Topical corticosteroids are often recommended in addition to oral antiviral agents to help reduce the pain and inflammation of herpes zoster. Spruance and McKeough conducted a pilot study to assess the efficacy of combination therapy with oral famciclovir and a topical corticosteroid for sunlight-induced herpes simplex virus (HSV) labialis.
The 49 participants in the placebo-controlled study had a history of recurrent herpes labialis following sun exposure. HSV lesions were induced by means of exposure to ultraviolet radiation. Those with an outbreak of HSV were randomized to receive a five-day course of oral famciclovir, 500 mg three times daily, and 0.05 percent topical fluocinonide gel, applied three times daily, or oral famciclovir plus placebo gel. The participants were instructed to start therapy within one hour of the onset of any sign or symptom of HSV infection. Follow-up was daily for three days after the initiation of treatment and then three times weekly until the lesions healed. Efficacy was determined on the basis of the size and number of lesions, the degree of pain, the interval between the onset and healing and evidence of viral shedding.

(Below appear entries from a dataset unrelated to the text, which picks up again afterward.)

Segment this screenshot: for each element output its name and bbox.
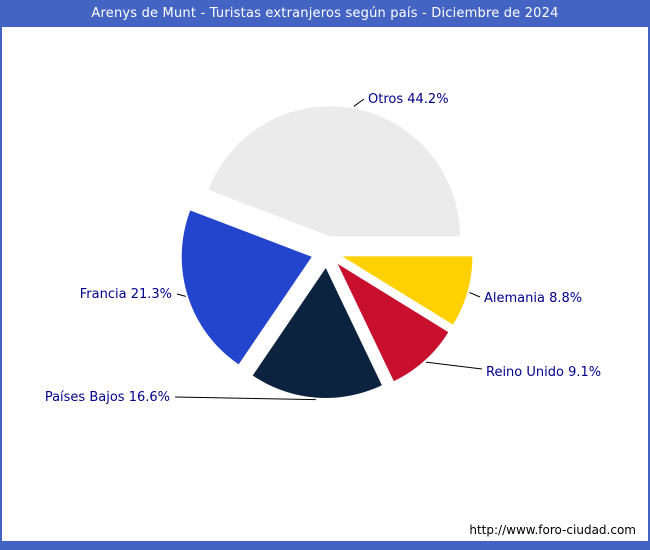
slice-label: Francia 21.3%: [80, 287, 172, 302]
leader-line: [425, 361, 483, 370]
pie-slice-reino-unido: [337, 263, 449, 382]
leader-line: [469, 291, 481, 298]
slice-label: Otros 44.2%: [368, 92, 449, 107]
pie-slice-francia: [181, 210, 312, 365]
watermark-url: http://www.foro-ciudad.com: [469, 523, 636, 537]
slice-label: Alemania 8.8%: [484, 291, 582, 306]
pie-slice-otros: [208, 106, 460, 237]
chart-title: Arenys de Munt - Turistas extranjeros se…: [2, 0, 648, 27]
leader-line: [174, 396, 316, 401]
slice-label: Países Bajos 16.6%: [45, 390, 170, 405]
pie-slice-alemania: [342, 256, 473, 325]
slice-label: Reino Unido 9.1%: [486, 365, 601, 380]
bottom-bar: [2, 541, 648, 550]
leader-line: [176, 293, 186, 297]
leader-line: [353, 98, 365, 107]
pie-slice-paises-bajos: [252, 267, 382, 398]
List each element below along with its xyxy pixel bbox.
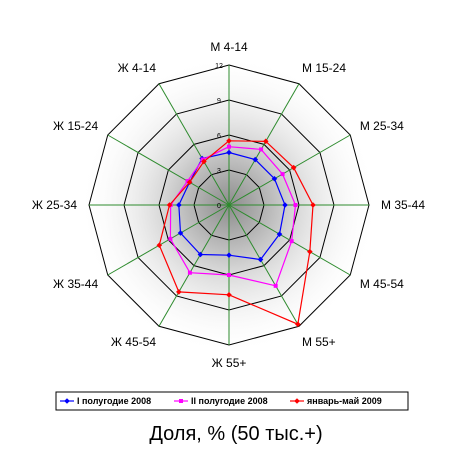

HSV lesions developed within seven days of ultraviolet radiation exposure in 29 of the 49 subjects. The average time between the onset of symptoms and initiation of therapy was approximately 30 minutes. Treatment was started at the prodrome or erythema stage, when lesions would potentially be most susceptible to antiviral agents in five (29 percent) of the 17 participants in the famciclovir-topical steroid group and in seven (58 percent) of the 12 participants who received famciclovir alone. The lesions progressed to typical HSV lesions in 21 of the participants; in the remaining eight participants, the lesions did not progress beyond the papular stage. In the combination therapy group, seven (41 percent) of the 17 lesions were aborted, compared with one (8 percent) of the 12 lesions in the group who received famciclovir alone.
The size of the lesions was smaller in the famciclovir-corticosteroid group. The median maximal lesion area was 48 mm2 in the combination therapy group, compared with 162 mm2 in the control group. A trend toward more rapid healing occurred in participants who received topical steroids in addition to famciclovir. In the combination therapy group, the skin at the site of the lesion had returned to normal a median of 5.3 days after onset, compared with a median of 8.9 days in the control group. Combination therapy was associated with a reduction in pain, with 10 of 17 participants who received combination therapy reporting pain, compared with everyone in the control group. The two treatment groups did not differ in the frequency of HSV culture-positive cases; 44 percent (seven of 16) of those who received combination therapy and 45 percent (five of 11) of those who received the antiviral agent alone had positive cultures. There were no serious adverse reactions in either treatment group.
The authors conclude that topical fluocinonide in combination with oral famciclovir therapy produces significant clinical improvement in patients with herpes labialis, compared with patients who receive oral antiviral therapy alone. The addition of a topical corticosteroid also does not appear to increase viral shedding. However, the authors caution that larger controlled trials are required to confirm the findings of this pilot study before topical steroids are routinely used in the treatment of labial HSV infections.
editor's note: The results of this small, well-done study are not surprising, considering the anti-inflammatory effects of corticosteroids. However, applying this protocol to clinical practice may be difficult: the dose of oral famciclovir is high, treatment must be initiated very early to be effective and self-treatment could lead to injudicious use of high-potency topical steroids, which can cause significant problems when used on the face. Nonetheless, I suspect many clinicians are already prescribing topical steroid therapy for this common and bothersome skin problem.—j.t.k.